With stricter laws put in place, baby farming was monitored more before The Children Act of 1908 and the Adoption of Children (Regulation) Act of 1939 was signed into law in England, ending baby farming, so it seemed. Baby farming may have ended in England but the practice of profiting off of infants continues to this day where children are adopted out to parents in other countries. In 2016 a baby farm was raided by police in India, the act of baby farming is now considered to be a new type of human trafficking.

 

Sri Lanka has been having issues with false adoptions from groups who are being classified as baby farmers. China has been having a major problem with baby farming which has become industrial as critics refer to it now as baby factories which seem to be a trend coming out of densely populated countries in Asia and has become a lucrative business for organized crime.
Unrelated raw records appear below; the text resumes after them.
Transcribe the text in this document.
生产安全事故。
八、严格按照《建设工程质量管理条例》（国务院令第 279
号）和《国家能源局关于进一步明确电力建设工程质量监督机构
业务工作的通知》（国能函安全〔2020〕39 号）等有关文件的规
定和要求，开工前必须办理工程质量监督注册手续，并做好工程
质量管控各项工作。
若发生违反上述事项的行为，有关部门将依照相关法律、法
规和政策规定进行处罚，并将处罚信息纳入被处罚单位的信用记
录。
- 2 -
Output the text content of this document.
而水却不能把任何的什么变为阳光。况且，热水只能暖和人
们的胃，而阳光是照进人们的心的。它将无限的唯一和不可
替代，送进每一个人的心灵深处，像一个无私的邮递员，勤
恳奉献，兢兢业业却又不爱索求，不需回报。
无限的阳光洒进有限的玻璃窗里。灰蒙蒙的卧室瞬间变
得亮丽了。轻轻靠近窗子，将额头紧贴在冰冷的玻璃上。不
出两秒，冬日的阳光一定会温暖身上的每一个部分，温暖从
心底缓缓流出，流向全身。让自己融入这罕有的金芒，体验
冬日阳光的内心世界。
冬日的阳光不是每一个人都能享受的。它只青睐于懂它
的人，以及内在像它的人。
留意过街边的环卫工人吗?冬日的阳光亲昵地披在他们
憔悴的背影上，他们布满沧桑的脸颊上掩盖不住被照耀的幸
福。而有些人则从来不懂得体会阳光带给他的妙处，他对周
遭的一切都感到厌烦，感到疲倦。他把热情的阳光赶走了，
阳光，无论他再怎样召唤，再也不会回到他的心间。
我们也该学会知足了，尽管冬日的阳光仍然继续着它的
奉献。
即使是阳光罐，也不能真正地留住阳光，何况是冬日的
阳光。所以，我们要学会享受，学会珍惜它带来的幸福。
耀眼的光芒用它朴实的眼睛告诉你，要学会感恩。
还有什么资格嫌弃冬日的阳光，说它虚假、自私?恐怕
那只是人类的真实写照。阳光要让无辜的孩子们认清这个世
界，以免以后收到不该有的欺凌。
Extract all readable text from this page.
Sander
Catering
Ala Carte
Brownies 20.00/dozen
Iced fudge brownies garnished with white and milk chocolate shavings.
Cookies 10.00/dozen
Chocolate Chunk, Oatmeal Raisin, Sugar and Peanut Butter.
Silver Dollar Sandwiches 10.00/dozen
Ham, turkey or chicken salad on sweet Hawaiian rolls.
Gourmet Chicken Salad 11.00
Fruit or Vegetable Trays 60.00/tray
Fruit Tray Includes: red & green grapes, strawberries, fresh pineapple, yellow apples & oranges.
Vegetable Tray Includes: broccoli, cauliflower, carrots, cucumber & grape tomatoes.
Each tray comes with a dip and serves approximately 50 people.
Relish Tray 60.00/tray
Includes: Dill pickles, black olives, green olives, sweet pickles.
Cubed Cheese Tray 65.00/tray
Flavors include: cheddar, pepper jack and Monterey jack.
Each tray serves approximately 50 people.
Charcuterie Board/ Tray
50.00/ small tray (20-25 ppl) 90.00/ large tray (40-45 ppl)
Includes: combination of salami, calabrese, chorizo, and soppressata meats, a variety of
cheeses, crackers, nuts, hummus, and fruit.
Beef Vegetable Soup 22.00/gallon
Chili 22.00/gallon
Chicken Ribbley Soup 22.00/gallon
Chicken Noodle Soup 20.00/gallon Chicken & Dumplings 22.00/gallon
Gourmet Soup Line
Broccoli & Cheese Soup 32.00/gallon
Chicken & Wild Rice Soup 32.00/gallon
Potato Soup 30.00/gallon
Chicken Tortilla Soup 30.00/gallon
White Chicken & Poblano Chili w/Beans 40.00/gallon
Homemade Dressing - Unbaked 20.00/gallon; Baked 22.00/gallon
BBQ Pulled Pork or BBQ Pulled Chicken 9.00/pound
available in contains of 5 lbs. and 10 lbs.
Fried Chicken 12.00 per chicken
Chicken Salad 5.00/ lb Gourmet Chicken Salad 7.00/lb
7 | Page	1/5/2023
Many parents in Western countries adopt these children for the right reasons and do so through proper channels while sadly there are many “parents” (using the term VERY loosely here.) who choose to adopt children from these countries as if they’re a fashion accessory that you can trade one in if the other is “defective”.

Amelia Dyer and other baby farmers like her may have met their ends at the end of a rope but their lust for profit lives on with groups that seek to exploit the wants of parents who wish to adopt a child into their lives and making those loving parents accessories to their crimes. The parents who want to adopt a foreign baby for the sake of saying they have a foreign baby with the hopes of raising their status among their peers without the worry of how or where the child came from, they’re no different from Amelia Dyer.